Philadelphia swarmed by alleged juvenile looters targeting the Apple Store, Lululemon, Footlocker and others
Philadelphia police responded to reports of widespread looting on Tuesday night
So far, the year 2020 has seen riots in Atlanta, Saint Louis, Seattle, New York City, Minneapolis, Chicago, Oakland, Denver, Washington, D.C., Philadelphia, Trenton, Atlantic City, Boston, Louisville, Bakersfield, Columbus, Dallas, Des Moines, Detroit, Los Angeles, Sacramento, Phoenix, San Jose, and I’m sure I’ve missed lesser-covered violence. Residents of Portland have endured “87 straight nights of protest on the streets of Portland, 23 more arrested Sunday night, nearly 20 riots declared over the past 3 months.”
These are separate from mere protests; these are riots — looting, arson, and violence.
Insurance companies are already thinking about the need to raise rates for businesses in large cities. They can financially handle the current wave of claims for damages, but they’re also recognizing that rioting is no longer seen as a local or regional risk. Without warning, some racially or politically charged incident can suddenly set off unrest across the country — and only random chance and the whims of the mob can determine which businesses are left standing and which ones are thoroughly looted or burned to the ground.

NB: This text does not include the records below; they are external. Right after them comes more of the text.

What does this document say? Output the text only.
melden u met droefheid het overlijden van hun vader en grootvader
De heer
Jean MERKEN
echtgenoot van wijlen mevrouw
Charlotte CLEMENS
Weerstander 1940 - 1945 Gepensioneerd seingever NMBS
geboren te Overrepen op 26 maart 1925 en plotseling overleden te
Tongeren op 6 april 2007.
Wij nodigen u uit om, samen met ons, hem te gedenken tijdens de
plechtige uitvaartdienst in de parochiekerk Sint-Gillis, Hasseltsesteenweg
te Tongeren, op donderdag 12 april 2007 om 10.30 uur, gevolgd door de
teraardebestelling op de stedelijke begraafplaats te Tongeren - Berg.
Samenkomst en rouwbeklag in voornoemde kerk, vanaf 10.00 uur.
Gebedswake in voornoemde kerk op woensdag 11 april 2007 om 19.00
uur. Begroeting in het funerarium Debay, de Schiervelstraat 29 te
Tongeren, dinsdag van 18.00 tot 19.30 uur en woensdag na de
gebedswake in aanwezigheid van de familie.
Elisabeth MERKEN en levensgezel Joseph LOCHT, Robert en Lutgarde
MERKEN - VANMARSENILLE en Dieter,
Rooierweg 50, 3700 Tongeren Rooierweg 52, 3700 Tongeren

And we have this moron leftist …
Writer Vicky Osterweil’s book, In Defense of Looting, came out on Tuesday. Osterweil is a self-described writer, editor and agitator who has been writing about and participating in protests for years. And her book arrives as the continued protests have emerged as a bitter dividing point in the presidential race.
When she finished it, back in April, she wrote that “a new energy of resistance is building across the country.” Now, as protests and riots continue to grip cities, she stakes out a provocative position: that looting is a powerful tool to bring about real, lasting change in society. The rioters who smash windows and take items from stores, she claims, are engaging in a powerful tactic that questions the justice of “law and order,” and the distribution of property and wealth in an unequal society.